(Note: Patch also attached because the inline version is certain to get
line wrapped.)
Don't call nmi_watchdog_tick() when this isn't enabled.
Signed-off-by: Jan Beulich <[email protected]>
diff -Npru 2.6.13/arch/i386/kernel/traps.c
2.6.13-i386-watchdog-active/arch/i386/kernel/traps.c
--- 2.6.13/arch/i386/kernel/traps.c 2005-08-29 01:41:01.000000000
+0200
+++
2.6.13-i386-watchdog-active/arch/i386/kernel/traps.c 2005-09-01
14:04:35.000000000 +0200
@@ -611,7 +611,7 @@ static void default_do_nmi(struct pt_reg
* Ok, so this is none of the documented NMI sources,
* so it must be the NMI watchdog.
*/
- if (nmi_watchdog) {
+ if (nmi_watchdog && nmi_active > 0) {
nmi_watchdog_tick(regs);
return;
}
diff -Npru 2.6.13/include/asm-i386/apic.h
2.6.13-i386-watchdog-active/include/asm-i386/apic.h
--- 2.6.13/include/asm-i386/apic.h 2005-08-29 01:41:01.000000000
+0200
+++
2.6.13-i386-watchdog-active/include/asm-i386/apic.h 2005-09-01
11:32:11.000000000 +0200
@@ -125,6 +125,7 @@ extern void enable_APIC_timer(void);
extern void enable_NMI_through_LVT0 (void * dummy);
extern unsigned int nmi_watchdog;
+extern int nmi_active;
#define NMI_NONE 0
#define NMI_IO_APIC 1
#define NMI_LOCAL_APIC 2
On Thu, 8 Sep 2005, Jan Beulich wrote:
> diff -Npru 2.6.13/arch/i386/kernel/traps.c
> 2.6.13-i386-watchdog-active/arch/i386/kernel/traps.c
> --- 2.6.13/arch/i386/kernel/traps.c 2005-08-29 01:41:01.000000000
> +0200
> +++
> 2.6.13-i386-watchdog-active/arch/i386/kernel/traps.c 2005-09-01
> 14:04:35.000000000 +0200
> @@ -611,7 +611,7 @@ static void default_do_nmi(struct pt_reg
> * Ok, so this is none of the documented NMI sources,
> * so it must be the NMI watchdog.
> */
> - if (nmi_watchdog) {
> + if (nmi_watchdog && nmi_active > 0) {
> nmi_watchdog_tick(regs);
> return;
> }
I dislike this patch, and it's not your fault.
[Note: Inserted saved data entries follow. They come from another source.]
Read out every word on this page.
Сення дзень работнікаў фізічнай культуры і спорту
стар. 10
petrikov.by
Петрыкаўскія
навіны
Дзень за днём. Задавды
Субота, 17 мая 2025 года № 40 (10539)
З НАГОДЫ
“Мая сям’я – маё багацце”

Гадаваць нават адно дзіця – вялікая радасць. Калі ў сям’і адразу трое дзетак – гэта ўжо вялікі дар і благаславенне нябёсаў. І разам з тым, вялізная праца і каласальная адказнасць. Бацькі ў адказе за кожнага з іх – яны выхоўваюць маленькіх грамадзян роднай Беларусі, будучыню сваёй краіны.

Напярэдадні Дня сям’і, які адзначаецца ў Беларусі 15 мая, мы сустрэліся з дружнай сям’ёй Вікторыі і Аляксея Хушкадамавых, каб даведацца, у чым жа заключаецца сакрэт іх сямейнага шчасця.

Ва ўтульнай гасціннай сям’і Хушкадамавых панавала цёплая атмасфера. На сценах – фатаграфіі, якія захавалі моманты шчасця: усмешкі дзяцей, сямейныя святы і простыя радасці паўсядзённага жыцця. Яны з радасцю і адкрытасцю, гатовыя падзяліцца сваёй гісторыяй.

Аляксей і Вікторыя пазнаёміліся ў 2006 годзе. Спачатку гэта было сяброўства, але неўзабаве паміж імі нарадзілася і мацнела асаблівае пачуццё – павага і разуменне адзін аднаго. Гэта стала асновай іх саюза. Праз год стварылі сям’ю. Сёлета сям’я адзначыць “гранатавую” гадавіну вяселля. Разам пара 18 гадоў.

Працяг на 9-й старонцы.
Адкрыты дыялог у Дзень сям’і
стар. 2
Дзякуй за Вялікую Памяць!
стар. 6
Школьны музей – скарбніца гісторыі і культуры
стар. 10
The reason being is that
there are a few systems (i have one such) which always reports "CPU stuck"
during watchdog setup but then eventually the watchdog starts ticking
during runtime. Unfortunately if this gets in you'll get lots of the
following;
Uhhuh. NMI received for unknown reason 00 on CPU 1.
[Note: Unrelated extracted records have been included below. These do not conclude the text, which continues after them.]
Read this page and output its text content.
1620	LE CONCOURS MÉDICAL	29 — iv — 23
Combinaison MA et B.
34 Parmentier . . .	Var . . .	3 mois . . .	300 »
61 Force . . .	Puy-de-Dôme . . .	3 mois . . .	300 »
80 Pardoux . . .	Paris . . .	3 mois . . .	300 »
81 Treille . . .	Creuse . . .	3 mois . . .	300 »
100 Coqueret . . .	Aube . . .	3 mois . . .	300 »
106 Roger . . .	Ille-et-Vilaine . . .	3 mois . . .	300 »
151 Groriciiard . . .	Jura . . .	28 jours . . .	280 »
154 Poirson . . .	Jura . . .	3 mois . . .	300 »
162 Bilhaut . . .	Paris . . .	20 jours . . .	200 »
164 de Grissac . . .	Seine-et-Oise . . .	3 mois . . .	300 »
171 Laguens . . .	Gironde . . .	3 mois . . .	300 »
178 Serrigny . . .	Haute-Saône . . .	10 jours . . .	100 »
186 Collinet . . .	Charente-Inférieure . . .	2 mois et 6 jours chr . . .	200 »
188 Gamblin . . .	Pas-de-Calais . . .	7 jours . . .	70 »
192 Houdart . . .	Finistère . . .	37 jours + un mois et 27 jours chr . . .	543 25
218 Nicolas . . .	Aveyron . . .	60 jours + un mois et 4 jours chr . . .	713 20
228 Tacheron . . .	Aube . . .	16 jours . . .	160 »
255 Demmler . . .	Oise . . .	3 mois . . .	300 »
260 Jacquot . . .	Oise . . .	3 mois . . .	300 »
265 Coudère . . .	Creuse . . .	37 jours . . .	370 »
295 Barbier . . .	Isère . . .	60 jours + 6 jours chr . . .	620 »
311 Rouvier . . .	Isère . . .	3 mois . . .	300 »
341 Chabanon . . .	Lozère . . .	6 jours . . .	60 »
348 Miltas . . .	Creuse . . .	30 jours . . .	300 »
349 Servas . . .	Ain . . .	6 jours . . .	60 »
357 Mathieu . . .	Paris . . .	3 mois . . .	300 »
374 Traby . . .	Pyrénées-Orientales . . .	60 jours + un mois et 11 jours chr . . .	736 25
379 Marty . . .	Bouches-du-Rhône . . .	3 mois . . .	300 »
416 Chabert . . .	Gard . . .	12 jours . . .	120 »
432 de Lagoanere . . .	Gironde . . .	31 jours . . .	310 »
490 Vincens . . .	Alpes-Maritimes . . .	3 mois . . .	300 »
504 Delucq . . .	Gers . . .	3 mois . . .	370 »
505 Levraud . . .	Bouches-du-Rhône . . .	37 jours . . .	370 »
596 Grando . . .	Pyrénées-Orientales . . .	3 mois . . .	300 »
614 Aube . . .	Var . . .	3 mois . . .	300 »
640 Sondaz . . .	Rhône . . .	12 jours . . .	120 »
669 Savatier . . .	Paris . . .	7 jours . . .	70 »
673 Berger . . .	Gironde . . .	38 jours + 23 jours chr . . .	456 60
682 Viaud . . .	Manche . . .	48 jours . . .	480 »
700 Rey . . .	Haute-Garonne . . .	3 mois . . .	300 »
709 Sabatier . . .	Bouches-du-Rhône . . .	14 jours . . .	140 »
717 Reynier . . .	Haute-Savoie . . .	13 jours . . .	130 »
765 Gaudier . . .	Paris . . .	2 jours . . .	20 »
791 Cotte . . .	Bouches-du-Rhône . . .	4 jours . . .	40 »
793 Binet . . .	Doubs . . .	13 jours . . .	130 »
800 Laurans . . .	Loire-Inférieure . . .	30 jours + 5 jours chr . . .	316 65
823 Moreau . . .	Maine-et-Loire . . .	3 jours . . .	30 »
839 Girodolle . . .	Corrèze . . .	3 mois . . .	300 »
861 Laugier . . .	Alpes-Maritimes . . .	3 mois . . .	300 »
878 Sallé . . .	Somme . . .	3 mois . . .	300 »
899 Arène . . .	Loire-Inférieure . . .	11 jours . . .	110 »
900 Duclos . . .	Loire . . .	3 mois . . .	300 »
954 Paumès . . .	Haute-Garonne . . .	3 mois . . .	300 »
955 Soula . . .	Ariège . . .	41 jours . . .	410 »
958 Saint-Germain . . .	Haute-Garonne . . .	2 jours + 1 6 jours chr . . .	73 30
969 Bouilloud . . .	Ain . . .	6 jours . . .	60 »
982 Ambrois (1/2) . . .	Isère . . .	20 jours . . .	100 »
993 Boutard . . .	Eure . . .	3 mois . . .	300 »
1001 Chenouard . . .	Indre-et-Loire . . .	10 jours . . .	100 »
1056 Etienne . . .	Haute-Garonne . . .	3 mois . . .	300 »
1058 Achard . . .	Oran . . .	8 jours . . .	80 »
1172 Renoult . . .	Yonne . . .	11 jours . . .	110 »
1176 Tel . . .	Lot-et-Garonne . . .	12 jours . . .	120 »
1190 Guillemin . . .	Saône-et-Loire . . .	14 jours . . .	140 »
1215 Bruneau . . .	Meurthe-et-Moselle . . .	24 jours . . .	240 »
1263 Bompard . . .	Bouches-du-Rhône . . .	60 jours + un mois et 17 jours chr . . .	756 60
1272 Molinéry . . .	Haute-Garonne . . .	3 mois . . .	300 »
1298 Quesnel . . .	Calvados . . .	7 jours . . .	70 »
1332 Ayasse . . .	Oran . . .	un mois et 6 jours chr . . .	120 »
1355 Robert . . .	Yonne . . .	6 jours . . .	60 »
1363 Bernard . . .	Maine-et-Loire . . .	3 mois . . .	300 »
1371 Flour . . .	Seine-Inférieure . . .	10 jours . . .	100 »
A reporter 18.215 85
Dazed and confused, but trying to continue
Do you have a strange power saving mode enabled?
Uhhuh. NMI received for unknown reason 21 on CPU 0.
So, before the patch can go in, the "CPU stuck" systems probably need
looking at. Since i have one, i'll have a look.
Thanks,
Zwane
Ps. why is NMI watchdog perpetually broken?